U S of A versus the Great British Isles
If you were in England over the weekend there is probably a very big chance you or someone you know was watching the football. Not just any run-of-the-mill match, it was England’s opening game in this year’s FIFA World Cup Tournament. And it was against the US. Not a problem for most people but in our house it was made complicated by the fact that my OH is English and I am, yes you guessed, American.
Most of the time, we manage to combine our allegiances to get the best of both worlds. Like spending Christmas in Florida and our summer hols in Devon (okay we have only achieved this once but you get my point). The kids have followed suit with their love of pancakes with maple syrup for breakfast and egg, chips and beans at tea time. They are happy to describe themselves as half and half.
So the few international sporting events (try Wimbledon and the Olympics) in which the countries are on opposing sides can cause a problem or two. There is no question in my OH and son’s mind which team to support. Yeah, England. On the other hand my daughters can be swayed either way. They have other criteria: cute players are a big factor. And me? I just can’t help myself. Yeah it’s USA all the way folks. In the case of international football, this is, in the mind of my OH and son, a sure way of backing the losers. Or at least they thought.
See the two teams drew. It was one all. But perhaps you already knew that.
Just to prove that there was a posse of American supporters actually watching it in the US, my sister texted me three times during the game. She was in a bar in NYC with her fiancé. Apparently the walls shook when the US scored. I can promise you it was pretty still over here when they got that goal followed by a lot of groaning and sighing and shaking of heads. English men do not take kindly to having their team draw with a team that can honestly say “it’s not our national sport”. (I am pretty sure that’s something men from both sides of the pond have in common.)
All this sports competition stuff is done in pretty good humour I might add. I could chant “USA all the way,” every now and again without losing too many friends. Of course when I mention things like “that’s British Petroleum isn’t it?” well then I might have crossed the line (right Karen?).

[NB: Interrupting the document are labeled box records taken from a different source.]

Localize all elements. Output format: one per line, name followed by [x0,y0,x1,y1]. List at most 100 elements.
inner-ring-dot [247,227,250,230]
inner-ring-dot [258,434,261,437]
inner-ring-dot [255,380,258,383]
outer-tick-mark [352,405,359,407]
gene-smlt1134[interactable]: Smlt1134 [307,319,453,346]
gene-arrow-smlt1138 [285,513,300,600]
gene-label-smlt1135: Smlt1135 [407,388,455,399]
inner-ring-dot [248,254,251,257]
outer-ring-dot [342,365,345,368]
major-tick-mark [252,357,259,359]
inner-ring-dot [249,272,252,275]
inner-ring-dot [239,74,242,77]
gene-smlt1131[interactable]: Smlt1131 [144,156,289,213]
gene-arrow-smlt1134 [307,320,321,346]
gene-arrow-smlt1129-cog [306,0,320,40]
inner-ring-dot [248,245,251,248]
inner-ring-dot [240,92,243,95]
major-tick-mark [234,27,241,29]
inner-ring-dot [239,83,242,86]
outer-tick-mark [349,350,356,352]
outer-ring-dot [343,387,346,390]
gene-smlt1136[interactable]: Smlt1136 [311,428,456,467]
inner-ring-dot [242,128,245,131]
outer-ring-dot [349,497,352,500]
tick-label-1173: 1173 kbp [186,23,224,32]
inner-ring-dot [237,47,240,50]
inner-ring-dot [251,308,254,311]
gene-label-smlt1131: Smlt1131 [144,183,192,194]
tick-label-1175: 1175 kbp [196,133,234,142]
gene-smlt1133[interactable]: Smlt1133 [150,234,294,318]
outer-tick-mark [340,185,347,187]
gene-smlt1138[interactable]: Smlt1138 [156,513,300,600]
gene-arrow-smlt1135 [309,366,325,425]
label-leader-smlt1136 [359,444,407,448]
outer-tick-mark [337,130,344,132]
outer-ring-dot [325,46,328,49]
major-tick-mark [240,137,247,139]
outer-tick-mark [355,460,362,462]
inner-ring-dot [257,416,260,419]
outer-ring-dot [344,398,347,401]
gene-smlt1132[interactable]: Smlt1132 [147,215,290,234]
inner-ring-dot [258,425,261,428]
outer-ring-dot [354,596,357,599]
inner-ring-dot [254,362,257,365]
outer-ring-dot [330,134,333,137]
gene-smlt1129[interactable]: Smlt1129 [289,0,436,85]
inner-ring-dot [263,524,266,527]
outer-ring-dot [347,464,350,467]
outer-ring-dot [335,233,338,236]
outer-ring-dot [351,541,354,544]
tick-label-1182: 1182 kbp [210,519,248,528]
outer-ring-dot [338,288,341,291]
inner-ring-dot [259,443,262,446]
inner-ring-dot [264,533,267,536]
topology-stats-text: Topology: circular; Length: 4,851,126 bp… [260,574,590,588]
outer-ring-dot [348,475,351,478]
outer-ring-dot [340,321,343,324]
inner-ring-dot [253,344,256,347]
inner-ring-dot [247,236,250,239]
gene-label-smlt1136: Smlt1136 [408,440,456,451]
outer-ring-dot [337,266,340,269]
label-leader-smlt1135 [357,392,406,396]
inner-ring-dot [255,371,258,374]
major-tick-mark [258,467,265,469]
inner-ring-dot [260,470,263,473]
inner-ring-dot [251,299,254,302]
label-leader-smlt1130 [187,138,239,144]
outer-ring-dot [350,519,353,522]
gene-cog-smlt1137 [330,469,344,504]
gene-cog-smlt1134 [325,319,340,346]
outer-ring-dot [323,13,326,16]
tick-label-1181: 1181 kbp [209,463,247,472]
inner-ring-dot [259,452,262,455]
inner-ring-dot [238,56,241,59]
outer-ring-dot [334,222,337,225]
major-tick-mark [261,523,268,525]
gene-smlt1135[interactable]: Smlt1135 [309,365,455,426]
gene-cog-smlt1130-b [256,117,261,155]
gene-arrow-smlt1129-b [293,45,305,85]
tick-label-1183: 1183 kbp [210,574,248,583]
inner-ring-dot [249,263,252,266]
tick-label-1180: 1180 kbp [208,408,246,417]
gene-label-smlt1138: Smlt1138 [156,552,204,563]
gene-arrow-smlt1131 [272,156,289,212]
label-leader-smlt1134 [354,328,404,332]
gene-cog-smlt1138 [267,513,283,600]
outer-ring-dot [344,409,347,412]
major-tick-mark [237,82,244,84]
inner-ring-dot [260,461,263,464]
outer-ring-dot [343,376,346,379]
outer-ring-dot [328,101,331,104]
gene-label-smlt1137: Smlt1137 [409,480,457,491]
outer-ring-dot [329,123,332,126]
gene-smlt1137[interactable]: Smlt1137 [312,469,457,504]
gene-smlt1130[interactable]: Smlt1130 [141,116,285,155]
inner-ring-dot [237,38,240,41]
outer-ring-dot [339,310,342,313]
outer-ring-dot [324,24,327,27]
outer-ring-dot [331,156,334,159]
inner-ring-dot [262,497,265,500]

That’s the other little dent in our otherwise harmonious household: Obama’s recent speech emphasising what BP use to stand for.
Good time to keep your hand down then, if rolling your “r’s” is easier than clipping them.
It’s a tight balancing act keeping the peace between the two nations. Sometimes I feel the scales weighing down heavily towards one side and hope that whatever the tensions are causing it quickly dissipates. The thing is I love both places. I swear I was born with a twin, one that calls England her homeland, the other America. Guess it wasn’t a draw for nothing.
So what’s all this got to do with Cinnamon Swirl Bread? Well, when I hear those three words spoken together there is only one thing I think of and that is America. Next week’s post will be decidedly English. I promise. It’s our village fete this weekend and victoria sponges need to be made.
Cinnamon Swirl Bread
This week Susan from Food.Baby picked Cinnamon Swirl Bread from Dorie Greenspan’s book Baking: From My Home to Yours. You can find the recipe over at her’s. The ingredients list several optional items, some of which I choose to leave out. I wanted a pure cinnamon sugar taste so I omitted the raisins and orange zest. I also doubled the amount of sugar and cinnamon needed and only used one teaspoon of the unsweetened cocoa powder. Just to complicate matters even more I used brown sugar instead of white. What’s not to completely adore about brown sugar and cinnamon swirled inside the confines of a sweet doughy bread? It was so good that I had two pieces toasted with butter for breakfast. I could have eaten more but that little voice in the back of my head held me back (for once!).
I know homemade bread can seem a little daunting, time-consuming and not worth the trouble now that there are so many options available at the local supermarket. However, I would say although there is a time element when it comes to the rising, the other steps are quick and fairly straightforward. Some will be put off by the yeast but, in this case again, it’s simple. Just make sure the milk is warm while still okay to touch. The other great thing about this recipe is you can make the dough and put it in the fridge over night. So in the morning you can wake up and bake it fresh for breakfast.
There is nothing quite like the smell of fresh bread rising its way to perfection inside your oven. So go on, let a little sunshine in to your life and bake yourself a loaf.